Music

Bat for Lashes

Queen’s Hall, Edinburgh

Neil Cooper

Four stars

The Day of the Dead might have passed along with Hallowe’en, but that hasn’t paled Natasha Khan’s penchant for gothic drama in terms of this stripped down mini tour to showcase this year’s independently released Lost Girls record. A concept album of sorts forged in the heat of Khan’s Death Valley wanderings and involving vampire girl gangs, Lost Girls began as a film script idea.

Dressed majestically in a vivid scarlet frock on a stage of old school synthesisers and a music stand illuminated by a circle of vintage lamps, she certainly looks the part. With only a keyboardist for company in a cabaret table set-up, this is Khan as chanteuse, freed from the machine-age trappings of a full band set-up and left vulnerable and exposed in the solitary spotlight of such an intimate and safety-net free arrangement.

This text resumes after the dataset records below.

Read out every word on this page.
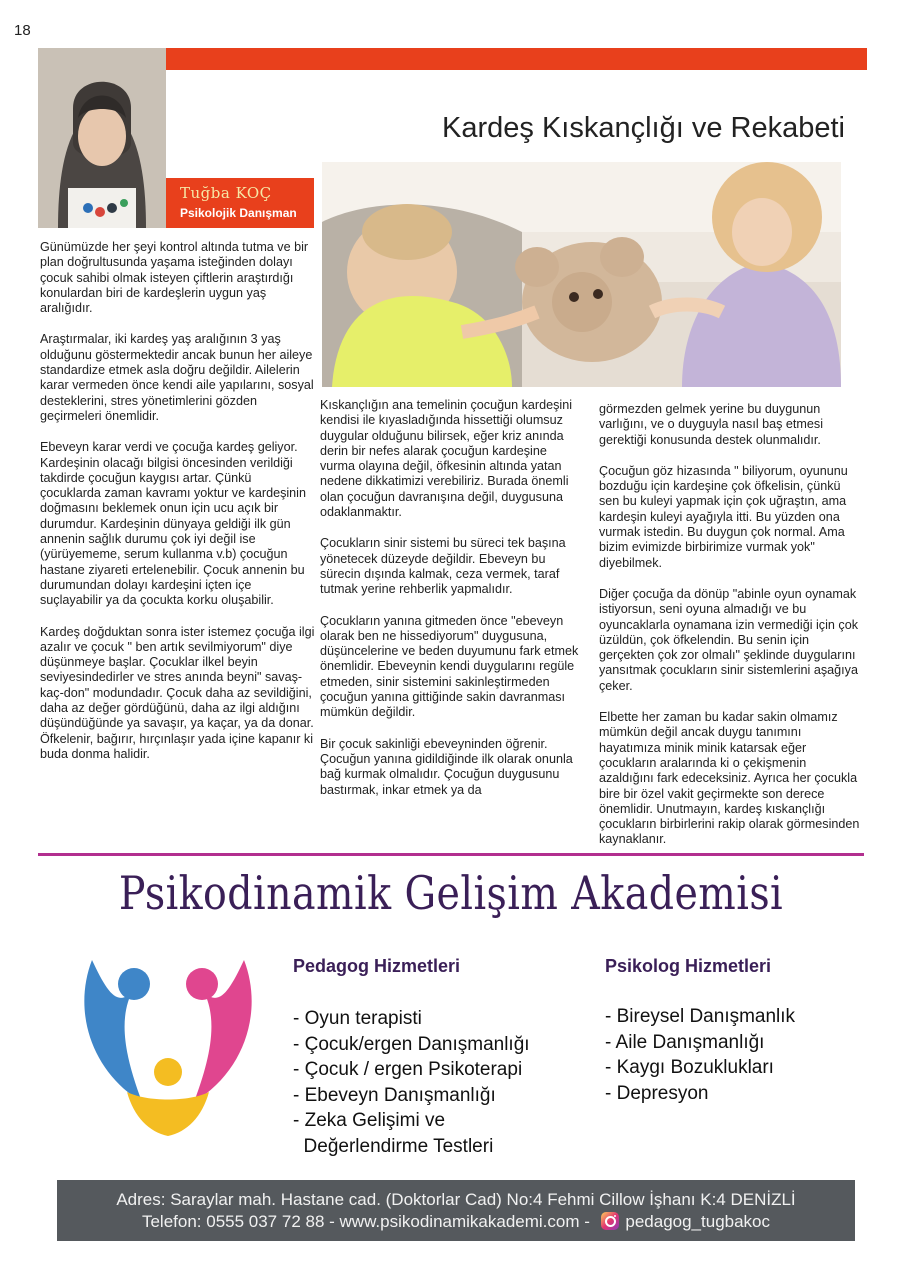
18
Tuğba KOÇ
Psikolojik Danışman
Kardeş Kıskançlığı ve Rekabeti

Günümüzde her şeyi kontrol altında tutma ve bir plan doğrultusunda yaşama isteğinden dolayı çocuk sahibi olmak isteyen çiftlerin araştırdığı konulardan biri de kardeşlerin uygun yaş aralığıdır.

Araştırmalar, iki kardeş yaş aralığının 3 yaş olduğunu göstermektedir ancak bunun her aileye standardize etmek asla doğru değildir. Ailelerin karar vermeden önce kendi aile yapılarını, sosyal desteklerini, stres yönetimlerini gözden geçirmeleri önemlidir.

Ebeveyn karar verdi ve çocuğa kardeş geliyor. Kardeşinin olacağı bilgisi öncesinden verildiği takdirde çocuğun kaygısı artar. Çünkü çocuklarda zaman kavramı yoktur ve kardeşinin doğmasını beklemek onun için ucu açık bir durumdur. Kardeşinin dünyaya geldiği ilk gün annenin sağlık durumu çok iyi değil ise (yürüyememe, serum kullanma v.b) çocuğun hastane ziyareti ertelenebilir. Çocuk annenin bu durumundan dolayı kardeşini içten içe suçlayabilir ya da çocukta korku oluşabilir.

Kardeş doğduktan sonra ister istemez çocuğa ilgi azalır ve çocuk " ben artık sevilmiyorum" diye düşünmeye başlar. Çocuklar ilkel beyin seviyesindedirler ve stres anında beyni" savaş-kaç-don" modundadır. Çocuk daha az sevildiğini, daha az değer gördüğünü, daha az ilgi aldığını düşündüğünde ya savaşır, ya kaçar, ya da donar. Öfkelenir, bağırır, hırçınlaşır yada içine kapanır ki buda donma halidir.

Kıskançlığın ana temelinin çocuğun kardeşini kendisi ile kıyasladığında hissettiği olumsuz duygular olduğunu bilirsek, eğer kriz anında derin bir nefes alarak çocuğun kardeşine vurma olayına değil, öfkesinin altında yatan nedene dikkatimizi verebiliriz. Burada önemli olan çocuğun davranışına değil, duygusuna odaklanmaktır.

Çocukların sinir sistemi bu süreci tek başına yönetecek düzeyde değildir. Ebeveyn bu sürecin dışında kalmak, ceza vermek, taraf tutmak yerine rehberlik yapmalıdır.

Çocukların yanına gitmeden önce "ebeveyn olarak ben ne hissediyorum" duygusuna, düşüncelerine ve beden duyumunu fark etmek önemlidir. Ebeveynin kendi duygularını regüle etmeden, sinir sistemini sakinleştirmeden çocuğun yanına gittiğinde sakin davranması mümkün değildir.

Bir çocuk sakinliği ebeveyninden öğrenir. Çocuğun yanına gidildiğinde ilk olarak onunla bağ kurmak olmalıdır. Çocuğun duygusunu bastırmak, inkar etmek ya da

görmezden gelmek yerine bu duygunun varlığını, ve o duyguyla nasıl baş etmesi gerektiği konusunda destek olunmalıdır.

Çocuğun göz hizasında " biliyorum, oyununu bozduğu için kardeşine çok öfkelisin, çünkü sen bu kuleyi yapmak için çok uğraştın, ama kardeşin kuleyi ayağıyla itti. Bu yüzden ona vurmak istedin. Bu duygun çok normal. Ama bizim evimizde birbirimize vurmak yok" diyebilmek.

Diğer çocuğa da dönüp "abinle oyun oynamak istiyorsun, seni oyuna almadığı ve bu oyuncaklarla oynamana izin vermediği için çok üzüldün, çok öfkelendin. Bu senin için gerçekten çok zor olmalı" şeklinde duygularını yansıtmak çocukların sinir sistemlerini aşağıya çeker.

Elbette her zaman bu kadar sakin olmamız mümkün değil ancak duygu tanımını hayatımıza minik minik katarsak eğer çocukların aralarında ki o çekişmenin azaldığını fark edeceksiniz. Ayrıca her çocukla bire bir özel vakit geçirmekte son derece önemlidir. Unutmayın, kardeş kıskançlığı çocukların birbirlerini rakip olarak görmesinden kaynaklanır.

Psikodinamik Gelişim Akademisi
Pedagog Hizmetleri
- Oyun terapisti
- Çocuk/ergen Danışmanlığı
- Çocuk / ergen Psikoterapi
- Ebeveyn Danışmanlığı
- Zeka Gelişimi ve
Değerlendirme Testleri
Psikolog Hizmetleri
- Bireysel Danışmanlık
- Aile Danışmanlığı
- Kaygı Bozuklukları
- Depresyon
Adres: Saraylar mah. Hastane cad. (Doktorlar Cad) No:4 Fehmi Cillow İşhanı K:4 DENİZLİ
Telefon: 0555 037 72 88 - www.psikodinamikakademi.com - pedagog_tugbakoc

Preceded by a mood-setting play-list of 1980s synth soundtracks full of foreboding, Khan opens with a salvo of the new album’s opening five songs, punctuating each with little back-stories as she moves between the keyboard and centre-stage. “I wanted to strip things back and be scared,” she says, explaining her motivation for such a set-up. Later she’ll say how shy she’s feeling, but for all the nerves during the hour she’s onstage, her lucid balladeering reveals hidden depths to her already mystery-laden vignettes.

Shorn of their beats and disco fizz, Desert Man and Jasmine sound like Terry Riley riffs given a pop reboot. A cover of Don Henley’s drive-time classic, Boys of Summer, shows off Khan’s 80s roots in a different way, and talk of her university researches into alien abduction leads into Close Encounters before closing the set with sublime crowd-pleasers, Daniel and Laura.

If Boys of Summer is audacious, the encore of Kate Bush’s This Woman’s Work is brave, but Khan nails it beautifully. A frog in the throat almost derails the final moments of a similarly lovely version of Cyndi Lauper’s I Drove All Night. Khan laughs it off, radiating light from the darkness once more.